Он ознакомился с делами, узнал, что они порядком запущены; пленумы не созывались очень давно. Но прежде чем собирать товарищей со всей Средней Азии в Ташкент, решил сам побывать на местах, в том числе в Таджикистане, где было немало случаев такого ущемления прав трудящихся, которое только в контексте той поры, когда новая, советская жизнь еще окончательно не устоялась, только и можно понять. Вряд ли были известны тогда Юсупову точные юридические формулировки, но малейшее, по сути, ограничение личной свободы человека возмущало его до глубины души.

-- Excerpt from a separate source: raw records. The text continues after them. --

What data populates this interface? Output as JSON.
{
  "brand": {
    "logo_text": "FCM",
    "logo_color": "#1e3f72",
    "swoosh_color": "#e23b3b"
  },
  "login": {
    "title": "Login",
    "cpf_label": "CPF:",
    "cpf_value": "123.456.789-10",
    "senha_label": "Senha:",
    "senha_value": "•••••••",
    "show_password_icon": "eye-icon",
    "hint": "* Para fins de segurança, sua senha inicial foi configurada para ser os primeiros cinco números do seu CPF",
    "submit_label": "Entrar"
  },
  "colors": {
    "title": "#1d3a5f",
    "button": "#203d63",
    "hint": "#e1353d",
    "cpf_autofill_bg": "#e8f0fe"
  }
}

Некоторые новоявленные руководители, все еще ходившие с огромными маузерами в деревянных кобурах на животе, полагали, что лучшим метод воздействия на неисполнительных и строптивых — арест. Юсупов и в доклад включил некоторые факты, с которыми столкнулся, в Таджикистане. В селении Пархара председатель РИКа потребовал у районного агронома лошадь для своих сотрудников. Агроном возразил: «У меня участок — двенадцать тысяч гектаров. Как мне без лошади?» Председатель посадил его под арест, но и агроном оказался упрямым: сбежал и с гауптвахты, и из Пархары. Район остался без агронома, но это еще, как говорил Юсупов, полбеды. Беда — в самоуправстве и беззаконии. В том, что люди, облеченные мало-мальски значительной властью, забывают, что революция дала трудящимся великие права, на которые посягать никто не вправе.

Руководить людьми и командовать ими — понятия разные по смыслу. Выступая на пленуме, Юсупов напомнил ленинские слова о свободном сознательном труде миллионов рабочих на себя и на социалистическое общество, сказал, что только в этом случае можно обеспечить тот рост производительности труда, от которого в конечном итоге, как опять же подчеркивал Ильич, зависит победа нового общественного строя.

Речь его, а он забывал, увлекаясь, о написанном тексте, всячески правили и приглаживали официальные и доброхотные редакторы и даже стенографистки, считавшие искренне, что будет лучше записать, к примеру, не «много случаев таких», как строил русскую фразу Юсупов, естественно, думающий на узбекском языке и согласовывающий речь с законами родного синтаксиса, а «нередки случаи». Ушел, за редким исключением, из протоколов живой язык Юсупова — неотъемлемая часть личности, помогающая увидеть его в то время. Как проявляется он хотя бы вот в таких фразах (здесь и форма и содержание, разумеется, одинаково важны): «Много таких безобразных фактов, которые я сотнями сегодня до вечера перечислять мог бы… Мы, руководители профсоюзов, не до конца оценку им дали, не до конца поняли ленинское положение о труде, о производительности труда. Если это так, то это не профсоюзное руководство, а черт знает какое профсоюзное болото!»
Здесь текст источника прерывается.